KUALA LUMPUR: Malaysian lawmakers on Wednesday (Oct 9) once again voted to repeal a controversial law that punished spreading "fake news" with up to six years behind bars and which critics said was aimed at stifling dissent.
Under the legislation, those who disseminated what authorities deemed false news - via any medium, from print to social networks - could also be fined up to RM500,000 (US$120,000).
This is second attempt by the Dewan Rakyat, or the lower house, to overturn the law. MPs had voted to repeal it last year, only for the opposition-controlled Dewan Negara, or upper chamber, to block it.
On Wednesday, the Anti-Fake News (Repeal) Bill 2019 was passed 92-51 in the Dewan Rakyat.
Senators in the Dewan Negara are only able to block a Bill once, meaning it should still now be repealed even if lawmakers there vote it down again.
The fake news legislation was pushed through last year during the previous Barisan Nasional administration in the run-up to the hotly contested general election, sparking a storm of anger.

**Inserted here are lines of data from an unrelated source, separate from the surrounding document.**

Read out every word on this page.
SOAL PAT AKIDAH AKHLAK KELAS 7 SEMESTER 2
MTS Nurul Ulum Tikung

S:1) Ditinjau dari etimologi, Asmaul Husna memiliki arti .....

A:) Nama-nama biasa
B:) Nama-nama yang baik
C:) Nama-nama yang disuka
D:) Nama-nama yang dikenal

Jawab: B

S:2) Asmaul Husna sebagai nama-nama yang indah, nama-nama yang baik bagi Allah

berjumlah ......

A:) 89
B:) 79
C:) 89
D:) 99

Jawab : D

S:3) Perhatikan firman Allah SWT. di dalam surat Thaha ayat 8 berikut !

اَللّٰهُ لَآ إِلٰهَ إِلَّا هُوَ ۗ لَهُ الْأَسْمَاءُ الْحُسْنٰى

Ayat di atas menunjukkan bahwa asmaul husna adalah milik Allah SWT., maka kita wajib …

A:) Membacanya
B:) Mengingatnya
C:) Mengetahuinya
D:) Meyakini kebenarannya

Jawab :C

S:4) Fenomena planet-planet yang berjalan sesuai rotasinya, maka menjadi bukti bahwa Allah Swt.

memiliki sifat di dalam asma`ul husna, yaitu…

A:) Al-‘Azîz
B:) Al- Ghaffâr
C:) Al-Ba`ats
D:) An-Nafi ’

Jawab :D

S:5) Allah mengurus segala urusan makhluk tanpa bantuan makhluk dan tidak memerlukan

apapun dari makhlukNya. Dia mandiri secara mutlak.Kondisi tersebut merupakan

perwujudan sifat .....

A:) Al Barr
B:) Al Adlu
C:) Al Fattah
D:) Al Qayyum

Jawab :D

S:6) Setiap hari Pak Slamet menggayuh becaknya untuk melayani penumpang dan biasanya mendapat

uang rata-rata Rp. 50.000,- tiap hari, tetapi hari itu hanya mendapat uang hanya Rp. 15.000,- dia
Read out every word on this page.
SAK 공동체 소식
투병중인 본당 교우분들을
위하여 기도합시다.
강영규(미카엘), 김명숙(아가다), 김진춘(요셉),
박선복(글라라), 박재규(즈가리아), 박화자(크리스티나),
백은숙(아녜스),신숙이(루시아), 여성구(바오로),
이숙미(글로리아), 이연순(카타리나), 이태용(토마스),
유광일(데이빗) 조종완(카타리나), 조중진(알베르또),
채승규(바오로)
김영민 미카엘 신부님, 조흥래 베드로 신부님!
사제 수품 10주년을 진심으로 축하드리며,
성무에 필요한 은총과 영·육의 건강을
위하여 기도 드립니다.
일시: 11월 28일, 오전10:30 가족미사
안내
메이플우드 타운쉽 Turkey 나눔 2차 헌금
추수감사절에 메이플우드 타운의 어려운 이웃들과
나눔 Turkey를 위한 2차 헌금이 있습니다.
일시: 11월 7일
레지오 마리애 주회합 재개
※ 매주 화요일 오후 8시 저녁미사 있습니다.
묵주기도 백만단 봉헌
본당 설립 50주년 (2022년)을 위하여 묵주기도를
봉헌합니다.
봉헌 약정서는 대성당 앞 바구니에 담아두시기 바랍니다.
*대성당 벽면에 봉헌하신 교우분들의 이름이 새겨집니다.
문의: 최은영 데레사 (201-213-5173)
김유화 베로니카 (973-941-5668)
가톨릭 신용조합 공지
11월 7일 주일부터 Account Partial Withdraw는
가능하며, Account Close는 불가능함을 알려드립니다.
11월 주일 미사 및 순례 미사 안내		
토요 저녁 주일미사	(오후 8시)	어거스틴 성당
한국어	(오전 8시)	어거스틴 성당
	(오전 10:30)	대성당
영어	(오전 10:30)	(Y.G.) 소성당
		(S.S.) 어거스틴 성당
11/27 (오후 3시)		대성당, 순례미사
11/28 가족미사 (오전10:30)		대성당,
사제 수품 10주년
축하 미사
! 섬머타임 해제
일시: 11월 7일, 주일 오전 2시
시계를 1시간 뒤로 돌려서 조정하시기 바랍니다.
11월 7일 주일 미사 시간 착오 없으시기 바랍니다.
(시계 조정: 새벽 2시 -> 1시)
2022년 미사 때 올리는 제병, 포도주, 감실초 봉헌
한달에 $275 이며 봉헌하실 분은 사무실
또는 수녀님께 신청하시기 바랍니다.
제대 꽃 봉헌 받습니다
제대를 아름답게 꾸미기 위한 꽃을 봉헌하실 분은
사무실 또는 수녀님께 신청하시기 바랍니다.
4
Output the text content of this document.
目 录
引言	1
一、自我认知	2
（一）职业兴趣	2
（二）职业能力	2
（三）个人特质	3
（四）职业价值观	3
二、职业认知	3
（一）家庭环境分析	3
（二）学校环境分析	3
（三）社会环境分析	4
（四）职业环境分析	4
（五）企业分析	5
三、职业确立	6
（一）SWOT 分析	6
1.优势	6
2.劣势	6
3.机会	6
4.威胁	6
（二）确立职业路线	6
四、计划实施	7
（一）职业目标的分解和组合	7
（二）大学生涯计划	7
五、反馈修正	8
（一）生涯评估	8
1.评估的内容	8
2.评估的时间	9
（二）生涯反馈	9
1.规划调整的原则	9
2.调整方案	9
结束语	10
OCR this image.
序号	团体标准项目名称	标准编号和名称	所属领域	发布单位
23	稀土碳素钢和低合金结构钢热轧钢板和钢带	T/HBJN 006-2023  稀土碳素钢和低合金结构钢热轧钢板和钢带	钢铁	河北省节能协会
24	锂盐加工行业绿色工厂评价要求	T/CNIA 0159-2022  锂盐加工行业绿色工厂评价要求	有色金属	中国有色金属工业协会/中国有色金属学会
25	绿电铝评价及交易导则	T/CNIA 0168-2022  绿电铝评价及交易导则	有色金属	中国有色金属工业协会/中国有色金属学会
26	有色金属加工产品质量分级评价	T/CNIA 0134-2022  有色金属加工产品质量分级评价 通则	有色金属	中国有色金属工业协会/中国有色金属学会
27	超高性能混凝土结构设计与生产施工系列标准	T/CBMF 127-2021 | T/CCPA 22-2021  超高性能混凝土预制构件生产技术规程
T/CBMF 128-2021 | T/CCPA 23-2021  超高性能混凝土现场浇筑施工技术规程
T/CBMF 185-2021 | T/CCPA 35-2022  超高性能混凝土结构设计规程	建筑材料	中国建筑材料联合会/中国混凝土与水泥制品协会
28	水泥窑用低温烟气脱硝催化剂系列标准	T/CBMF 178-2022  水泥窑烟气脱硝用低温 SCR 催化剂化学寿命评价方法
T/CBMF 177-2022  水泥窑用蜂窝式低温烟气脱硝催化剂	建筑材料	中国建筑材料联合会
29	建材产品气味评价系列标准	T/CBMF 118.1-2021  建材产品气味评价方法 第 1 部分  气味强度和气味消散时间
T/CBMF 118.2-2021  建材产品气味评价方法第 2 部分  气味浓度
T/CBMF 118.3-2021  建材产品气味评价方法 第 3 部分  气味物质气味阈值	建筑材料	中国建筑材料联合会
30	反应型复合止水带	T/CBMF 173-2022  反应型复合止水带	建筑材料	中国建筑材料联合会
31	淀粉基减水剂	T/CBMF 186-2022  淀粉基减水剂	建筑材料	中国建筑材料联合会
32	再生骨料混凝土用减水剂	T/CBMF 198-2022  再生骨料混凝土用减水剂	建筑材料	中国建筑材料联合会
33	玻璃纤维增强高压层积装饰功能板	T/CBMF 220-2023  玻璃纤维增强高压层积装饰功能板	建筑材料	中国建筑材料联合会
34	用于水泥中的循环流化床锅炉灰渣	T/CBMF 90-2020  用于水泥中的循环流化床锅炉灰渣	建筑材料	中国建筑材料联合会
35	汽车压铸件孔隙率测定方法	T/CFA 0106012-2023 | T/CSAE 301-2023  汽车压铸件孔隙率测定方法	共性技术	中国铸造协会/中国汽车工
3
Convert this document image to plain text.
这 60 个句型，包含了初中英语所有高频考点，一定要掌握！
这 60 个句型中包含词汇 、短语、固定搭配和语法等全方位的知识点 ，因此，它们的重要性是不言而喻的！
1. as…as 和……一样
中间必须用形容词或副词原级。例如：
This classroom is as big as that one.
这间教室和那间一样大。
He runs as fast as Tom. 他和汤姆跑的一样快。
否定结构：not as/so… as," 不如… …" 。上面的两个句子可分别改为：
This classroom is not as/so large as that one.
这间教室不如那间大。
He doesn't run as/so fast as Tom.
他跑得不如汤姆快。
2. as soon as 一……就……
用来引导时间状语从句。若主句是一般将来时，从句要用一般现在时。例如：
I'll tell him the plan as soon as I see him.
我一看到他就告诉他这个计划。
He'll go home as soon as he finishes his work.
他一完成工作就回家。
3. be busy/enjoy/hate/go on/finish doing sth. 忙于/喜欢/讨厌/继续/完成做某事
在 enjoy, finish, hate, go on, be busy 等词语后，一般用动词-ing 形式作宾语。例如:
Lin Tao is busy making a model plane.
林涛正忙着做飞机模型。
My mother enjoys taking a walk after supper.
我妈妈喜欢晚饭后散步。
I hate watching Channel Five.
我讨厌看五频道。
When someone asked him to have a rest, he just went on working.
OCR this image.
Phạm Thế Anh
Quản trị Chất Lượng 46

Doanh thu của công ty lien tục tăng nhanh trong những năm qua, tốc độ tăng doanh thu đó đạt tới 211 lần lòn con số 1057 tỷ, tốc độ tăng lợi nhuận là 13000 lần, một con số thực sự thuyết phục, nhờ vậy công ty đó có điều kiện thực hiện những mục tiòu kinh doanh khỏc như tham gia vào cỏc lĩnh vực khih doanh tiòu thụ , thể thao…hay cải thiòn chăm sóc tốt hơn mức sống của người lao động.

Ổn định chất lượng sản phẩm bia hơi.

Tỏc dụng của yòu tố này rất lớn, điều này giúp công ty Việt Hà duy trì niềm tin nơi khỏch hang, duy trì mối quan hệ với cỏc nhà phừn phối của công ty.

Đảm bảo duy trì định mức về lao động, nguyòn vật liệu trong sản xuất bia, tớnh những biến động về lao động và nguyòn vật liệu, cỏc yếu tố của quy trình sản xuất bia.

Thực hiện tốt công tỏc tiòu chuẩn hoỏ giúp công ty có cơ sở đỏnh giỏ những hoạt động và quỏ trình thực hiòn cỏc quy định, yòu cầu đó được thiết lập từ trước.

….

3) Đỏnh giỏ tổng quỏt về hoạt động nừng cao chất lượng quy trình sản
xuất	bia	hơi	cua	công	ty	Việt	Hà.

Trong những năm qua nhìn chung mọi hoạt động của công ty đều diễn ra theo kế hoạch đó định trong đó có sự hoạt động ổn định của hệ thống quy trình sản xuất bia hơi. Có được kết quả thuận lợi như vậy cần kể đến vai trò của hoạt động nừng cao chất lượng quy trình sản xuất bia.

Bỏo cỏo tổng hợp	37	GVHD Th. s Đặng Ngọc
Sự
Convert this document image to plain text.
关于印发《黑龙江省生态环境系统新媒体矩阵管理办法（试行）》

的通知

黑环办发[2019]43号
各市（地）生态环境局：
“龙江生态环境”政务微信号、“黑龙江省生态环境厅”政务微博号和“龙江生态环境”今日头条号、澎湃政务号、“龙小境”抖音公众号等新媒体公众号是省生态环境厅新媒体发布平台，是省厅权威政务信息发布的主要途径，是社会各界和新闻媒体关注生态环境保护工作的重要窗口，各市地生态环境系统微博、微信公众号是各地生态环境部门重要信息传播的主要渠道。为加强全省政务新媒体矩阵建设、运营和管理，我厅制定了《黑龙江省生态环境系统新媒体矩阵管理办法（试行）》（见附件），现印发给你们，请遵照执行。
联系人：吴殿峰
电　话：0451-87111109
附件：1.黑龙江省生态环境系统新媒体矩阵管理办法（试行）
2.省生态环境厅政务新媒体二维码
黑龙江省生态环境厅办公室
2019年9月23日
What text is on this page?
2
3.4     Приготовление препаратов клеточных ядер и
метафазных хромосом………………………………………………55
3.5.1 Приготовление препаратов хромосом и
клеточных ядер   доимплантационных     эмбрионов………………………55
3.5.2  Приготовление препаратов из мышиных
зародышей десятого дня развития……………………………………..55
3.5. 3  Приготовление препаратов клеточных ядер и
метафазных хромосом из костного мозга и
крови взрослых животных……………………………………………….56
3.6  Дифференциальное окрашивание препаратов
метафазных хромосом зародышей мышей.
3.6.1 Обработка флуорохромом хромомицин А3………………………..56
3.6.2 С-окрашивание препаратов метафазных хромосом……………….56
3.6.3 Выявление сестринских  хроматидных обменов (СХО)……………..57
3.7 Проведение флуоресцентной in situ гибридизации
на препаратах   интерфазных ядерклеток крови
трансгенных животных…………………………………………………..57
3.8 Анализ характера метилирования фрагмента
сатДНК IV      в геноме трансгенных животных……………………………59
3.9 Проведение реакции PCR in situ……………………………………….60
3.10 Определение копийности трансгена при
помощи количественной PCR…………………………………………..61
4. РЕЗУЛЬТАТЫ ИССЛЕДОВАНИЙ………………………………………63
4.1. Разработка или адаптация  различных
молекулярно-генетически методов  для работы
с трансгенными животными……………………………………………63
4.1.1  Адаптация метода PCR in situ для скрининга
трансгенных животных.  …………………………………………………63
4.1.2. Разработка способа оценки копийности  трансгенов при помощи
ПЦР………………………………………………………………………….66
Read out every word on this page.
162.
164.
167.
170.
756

Political opponents said it was a crude tool aimed at silencing criticism of the then-government and its leader Najib Razak, particularly over the corruption scandal surrounding state fund 1MDB.
However, Najib and his long-ruling coalition unexpectedly lost the landmark 2018 elections that brought to power a reformist alliance which had pledged to abolish the law.
A total of 25 MPs rose to speak over the past two days during the debate on repealing the law.
"The Act ... has elements that are draconian and can be abused," said Deputy Minister in the Prime Minister's Department Mohamed Hanipa Maidin in winding up the debate.
Charles Santiago, an MP from the ruling Pakatan Harapan coalition, told AFP the legislation had been aimed at helping "cover up the former government's abuse and corruption".
The Bill, copies of which were circulated to the media, said that the law was "no longer relevant" as the current government views that fake news can be tackled with other laws, such as the Penal Code, Printing Presses and Publications Act, as well as Communications and Multimedia Act.
Prime Minister Mahathir Mohamad, who ousted Najib at last year's polls, was investigated for allegedly spreading fake news days ahead of the election. He was an opposition leader at the time.
Malaysia is one of several countries in Asia that have turned to such legislation, emboldened by US President Donald Trump's fulminations against "fake news", but activists warn authoritarian regimes will use the laws to target opponents.